Calvary by Rogier van der Weyden

Calvary by Rogier van der Weyden

The work presented is one of the last major compositions by van der Weyden. This assumption is confirmed by highly stylized forms with sharply outlined contours, a reduction in the narrative aspect and the dating of the material. In the past, the picture was drawn up too hasty judgment based on the selection of colors and composition. Two flaps were to be placed side by side, as indicated by the continuation of the part of Mary’s garment on the right leaf. Hence the conclusion that the work was conceived as a diptych is similar to the Carniz court of Gerard David. Therefore, to consider the leaves as extreme

sections of the altar and to assume the presence of the central part is completely erroneous. In the 40-ies of the XX century, the restoration of the work was undertaken on the basis of an incorrect analysis: the sky is a homogeneous dark blue,

Realistic elements of architecture, including moss on rocks and exposed moisture, were also considered to be later additions and removed. The work turned into an archaic and abstract picture with an empty space around the figures and with a strange, inharmonious palette. Fortunately, now these errors are corrected. In the diptych the traditional scene of the Crucifixion with the presence of St. John and Mary is divided into two parts to form separate components. They should be viewed as illustrations of the relevant biblical texts. The Virgin Mary faints from sorrow, seeing the death of Jesus. These events provide the salvation of mankind. The depth of her empathy gives her the right to also become the Savior of mankind.

In this work, this parallelism was first shown in two separate paintings for worship. This division of the two plots makes the viewer consider each leaf itself. The cross is depicted as small, and St. John and the Virgin Mary are on a hill. Thus, both actions have the same height, which emphasizes their equality. The skull and human bone pointed at the viewer are symmetrically located at the foot of the cross.

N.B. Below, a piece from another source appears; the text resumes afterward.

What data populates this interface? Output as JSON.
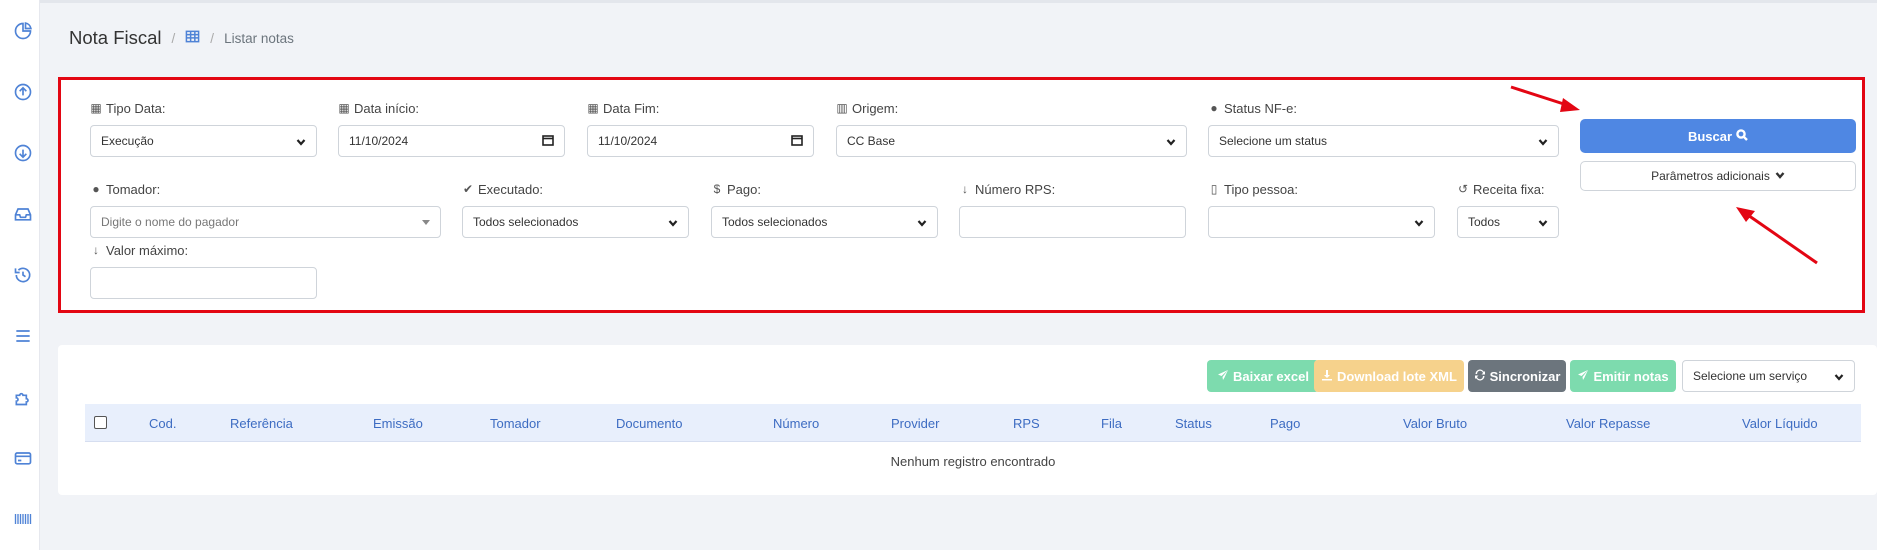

These are the remains of Adam, according to the legend buried at the place of Christ’s death. Lowering his head, Jesus looks at the skull of the first person from whom it all began. Figures are located in front of a damp stone wall. The dark sky above it, as well as the earthquake indicates the moment of Jesus’ death. The traditional red and blue robes of St. John and the Virgin Mary are given light pink and milky blue shades, which makes them detached from the earthly reality. The saturated red color of the hanging material isolates the figures, makes them look like sculptures in the symbolic space of the Passion. In general, the figures above the altar or near the wall in the chapel were often located on the background of a cloth with ironed folds.

All this is strongly reminiscent of Fra Angelico’s frescoes familiar to the master in the cells of the Dominican monastery of San Marco in Florence. Indeed, van der Weyden maintained close relations with some of the Cartesian monasteries, since his son became a monk of the monastery in Guerne. It is known that van der Weyden painted another picture of the Crucifixion for another monastery in Sheute. In this work full of emotions, almost baroque figures of St. John and Mary on the sides of the cross are dressed in monastic robes and are also placed on the background of the blood-red matter spread out. However, there is no other reason to believe that this diptych was written by van der Weyden to commemorate the adoption of his son in the Cartesian monastery in Guerne. Nevertheless, the theme fully corresponds to the world outlook, rituals and the closed world of these monks. Since the work is in Spain,

But, like the Crucifixion of the Sheuth and the Crucifixion of Louvain, it could also be acquired from the Netherlands monastery by one of the Spanish monarchs, for example, Philip II. The diptych demonstrates such an obvious unity of style and continuity throughout its creation from the stage of drawing to the completed work, that the authorship of one artist is beyond doubt. Several ascetic sternness of the images seems typical of the later works of van der Weyden. This is one of the most original of his compositions, a testament to the creative freedom of an aging master. Here, the tendency to abstraction ceases. It may seem absurd, but try to compare the asceticism and the magnificent performance of the pale figures of John and Mary under the dark blue midnight sky with a stylized sensual face emerging from the darkness in the Woman’s portrait created in the same period. Exaltation and sensuality, pacified passion, Catholic surrealism. The cross, which had previously towered in space, seems deeply submerged in the earth. Christ rises just above the low wall. The ends of the loincloth are directed downwards.

In the picture, there is complete calm. The red shroud hangs on the bare damp wall of the Cartesian garden and gives ritual grandeur to the crucifix scene. The corner of the faded mantle of Mary becomes an emotional and formal link with another leaf, on which the Blessed Virgin herself is depicted – a ghostly weightless figure, a symbol of eternity against the background of the silhouette of John. Her posture is an artificially obtained result of successive stages of “purification” of this metaphor-abounding topic. The lace of John is purposely clarified, but on it you can still discern the traces of a once-bright red color. Elastic folds indicate a sharp previous movement. Thus, the figures become clear illustrations of their own history.